Shock campaigns ‘can worsen alcohol abuse’

SHOCK campaigns aimed at discouraging young people from drinking alcohol do not work and can have the opposite effect, an international expert on alcohol and drug abuse has warned.

Shock campaigns ‘can worsen alcohol abuse’

Anne Fox, an anthropologist and an advisor on drinking issues to both the British government and British army, said warning young people about how alcohol would make them behave inevitably resulted in the behaviour being acted out.

Young people like taking risks, particularly the risk of death, to prove themselves, she said. “So the more you associate alcohol and drugs with the risk of death, the more attractive they will be to the young person,” she said.

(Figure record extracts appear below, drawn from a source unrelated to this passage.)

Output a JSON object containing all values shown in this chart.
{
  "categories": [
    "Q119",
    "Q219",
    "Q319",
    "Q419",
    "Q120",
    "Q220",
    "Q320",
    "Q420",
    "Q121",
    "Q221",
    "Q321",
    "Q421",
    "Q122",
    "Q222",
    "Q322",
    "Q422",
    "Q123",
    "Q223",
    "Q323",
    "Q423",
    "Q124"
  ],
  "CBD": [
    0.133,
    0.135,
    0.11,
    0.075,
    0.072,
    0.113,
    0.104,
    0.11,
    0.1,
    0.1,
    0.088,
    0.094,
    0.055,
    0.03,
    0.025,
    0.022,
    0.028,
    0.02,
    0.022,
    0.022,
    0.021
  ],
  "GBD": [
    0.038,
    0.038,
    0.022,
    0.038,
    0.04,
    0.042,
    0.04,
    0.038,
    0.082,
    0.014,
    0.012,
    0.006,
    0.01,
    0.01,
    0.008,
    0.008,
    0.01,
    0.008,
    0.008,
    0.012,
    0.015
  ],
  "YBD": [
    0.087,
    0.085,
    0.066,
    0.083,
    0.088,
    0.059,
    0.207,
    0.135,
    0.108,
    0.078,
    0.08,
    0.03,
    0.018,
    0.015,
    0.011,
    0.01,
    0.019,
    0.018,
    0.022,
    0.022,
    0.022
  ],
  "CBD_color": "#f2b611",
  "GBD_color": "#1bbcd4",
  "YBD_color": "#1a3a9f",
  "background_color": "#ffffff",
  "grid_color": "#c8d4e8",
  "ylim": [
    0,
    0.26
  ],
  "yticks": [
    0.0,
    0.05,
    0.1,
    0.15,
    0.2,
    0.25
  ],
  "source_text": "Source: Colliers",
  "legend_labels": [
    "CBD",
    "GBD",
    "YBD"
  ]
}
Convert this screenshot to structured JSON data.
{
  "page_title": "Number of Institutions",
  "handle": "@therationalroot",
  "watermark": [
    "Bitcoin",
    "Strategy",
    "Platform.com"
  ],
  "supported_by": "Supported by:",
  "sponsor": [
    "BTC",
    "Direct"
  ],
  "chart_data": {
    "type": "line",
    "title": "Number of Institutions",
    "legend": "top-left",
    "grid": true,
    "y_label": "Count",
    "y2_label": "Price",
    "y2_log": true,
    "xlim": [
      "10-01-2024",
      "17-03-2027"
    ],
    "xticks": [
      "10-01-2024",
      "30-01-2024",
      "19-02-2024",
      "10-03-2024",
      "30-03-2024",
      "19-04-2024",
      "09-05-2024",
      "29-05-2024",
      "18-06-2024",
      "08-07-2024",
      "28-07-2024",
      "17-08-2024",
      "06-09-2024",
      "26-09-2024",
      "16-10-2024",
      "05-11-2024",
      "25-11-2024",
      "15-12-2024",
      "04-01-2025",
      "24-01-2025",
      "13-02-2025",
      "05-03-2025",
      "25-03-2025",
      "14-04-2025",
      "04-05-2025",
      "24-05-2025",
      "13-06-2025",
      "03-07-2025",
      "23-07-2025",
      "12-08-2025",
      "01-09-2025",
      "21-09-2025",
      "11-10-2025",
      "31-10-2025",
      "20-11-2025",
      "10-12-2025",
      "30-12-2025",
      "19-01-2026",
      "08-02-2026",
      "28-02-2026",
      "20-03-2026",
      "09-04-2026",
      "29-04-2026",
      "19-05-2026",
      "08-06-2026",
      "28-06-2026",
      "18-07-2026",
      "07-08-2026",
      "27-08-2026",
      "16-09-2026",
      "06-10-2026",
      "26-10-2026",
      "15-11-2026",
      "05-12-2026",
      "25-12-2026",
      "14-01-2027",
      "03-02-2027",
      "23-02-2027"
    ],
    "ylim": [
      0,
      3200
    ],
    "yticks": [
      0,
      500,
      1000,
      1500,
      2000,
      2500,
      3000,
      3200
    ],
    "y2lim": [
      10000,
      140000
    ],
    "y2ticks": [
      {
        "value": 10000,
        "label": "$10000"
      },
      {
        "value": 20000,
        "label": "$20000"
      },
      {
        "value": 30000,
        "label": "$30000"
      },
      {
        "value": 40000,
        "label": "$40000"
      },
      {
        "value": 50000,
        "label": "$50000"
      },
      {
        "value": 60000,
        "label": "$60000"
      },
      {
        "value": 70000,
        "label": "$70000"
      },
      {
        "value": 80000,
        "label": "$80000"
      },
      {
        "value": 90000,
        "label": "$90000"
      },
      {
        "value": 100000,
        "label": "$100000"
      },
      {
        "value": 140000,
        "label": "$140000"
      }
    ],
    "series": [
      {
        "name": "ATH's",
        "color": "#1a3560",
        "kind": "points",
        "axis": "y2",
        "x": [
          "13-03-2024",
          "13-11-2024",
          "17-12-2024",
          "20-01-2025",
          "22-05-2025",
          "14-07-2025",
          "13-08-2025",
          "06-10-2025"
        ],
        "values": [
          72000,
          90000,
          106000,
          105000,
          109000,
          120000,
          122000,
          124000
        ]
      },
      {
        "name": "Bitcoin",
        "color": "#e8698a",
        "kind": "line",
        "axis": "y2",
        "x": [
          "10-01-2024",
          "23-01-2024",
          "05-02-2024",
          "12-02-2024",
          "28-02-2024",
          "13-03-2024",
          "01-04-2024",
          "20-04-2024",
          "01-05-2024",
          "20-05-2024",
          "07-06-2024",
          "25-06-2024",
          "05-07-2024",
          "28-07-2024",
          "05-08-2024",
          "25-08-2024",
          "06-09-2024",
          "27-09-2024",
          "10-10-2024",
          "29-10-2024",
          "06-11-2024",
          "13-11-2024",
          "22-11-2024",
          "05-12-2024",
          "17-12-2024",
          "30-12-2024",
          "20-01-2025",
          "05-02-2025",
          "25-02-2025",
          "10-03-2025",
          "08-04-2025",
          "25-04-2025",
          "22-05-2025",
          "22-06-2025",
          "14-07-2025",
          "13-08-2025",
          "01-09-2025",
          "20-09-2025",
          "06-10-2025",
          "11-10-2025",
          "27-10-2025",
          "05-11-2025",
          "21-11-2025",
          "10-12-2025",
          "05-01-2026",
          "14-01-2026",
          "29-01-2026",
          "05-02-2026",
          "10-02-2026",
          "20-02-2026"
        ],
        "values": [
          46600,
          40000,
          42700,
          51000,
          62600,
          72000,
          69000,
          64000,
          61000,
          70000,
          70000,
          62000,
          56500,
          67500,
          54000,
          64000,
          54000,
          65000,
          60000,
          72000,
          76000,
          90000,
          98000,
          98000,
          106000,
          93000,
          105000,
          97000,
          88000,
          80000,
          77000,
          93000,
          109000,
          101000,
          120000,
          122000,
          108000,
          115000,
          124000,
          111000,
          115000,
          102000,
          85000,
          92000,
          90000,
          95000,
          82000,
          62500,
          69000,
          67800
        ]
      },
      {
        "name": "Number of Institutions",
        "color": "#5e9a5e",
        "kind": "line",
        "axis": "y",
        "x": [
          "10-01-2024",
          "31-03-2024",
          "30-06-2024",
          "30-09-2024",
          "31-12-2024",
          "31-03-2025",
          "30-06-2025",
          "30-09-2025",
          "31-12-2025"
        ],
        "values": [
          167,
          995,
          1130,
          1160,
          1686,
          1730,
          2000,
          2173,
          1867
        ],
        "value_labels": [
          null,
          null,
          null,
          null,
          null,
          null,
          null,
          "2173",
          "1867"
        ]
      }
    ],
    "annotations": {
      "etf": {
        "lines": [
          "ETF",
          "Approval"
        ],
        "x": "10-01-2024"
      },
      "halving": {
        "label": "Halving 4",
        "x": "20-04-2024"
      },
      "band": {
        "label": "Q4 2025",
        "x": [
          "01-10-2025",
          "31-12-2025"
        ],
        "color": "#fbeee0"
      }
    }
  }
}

Shocking young people psychologically into changing their ways did not work either.

“Most young people end up going back to using the substance again because their personal experience tells them that they are not dying and neither are their friends,” she pointed out.

“They (young people) not only reject the information but the credibility of the people giving it, so it does a lot of damage.”

Ms Fox was addressing a conference in Dublin yesterday organised by Mature Enjoyment of Alcohol in Society (MEAS), a lobby group funded by the drinks industry.

She said that while little could be done to change the core of a country’s drinking culture, changes could be made around the periphery that could cause a permanent cultural change over generations.

Ms Fox said changing drinking environments and making it more difficult to behave badly in public could start a cultural change.

“There are a lot of social pressures that could be triggered through legislative action,” she said.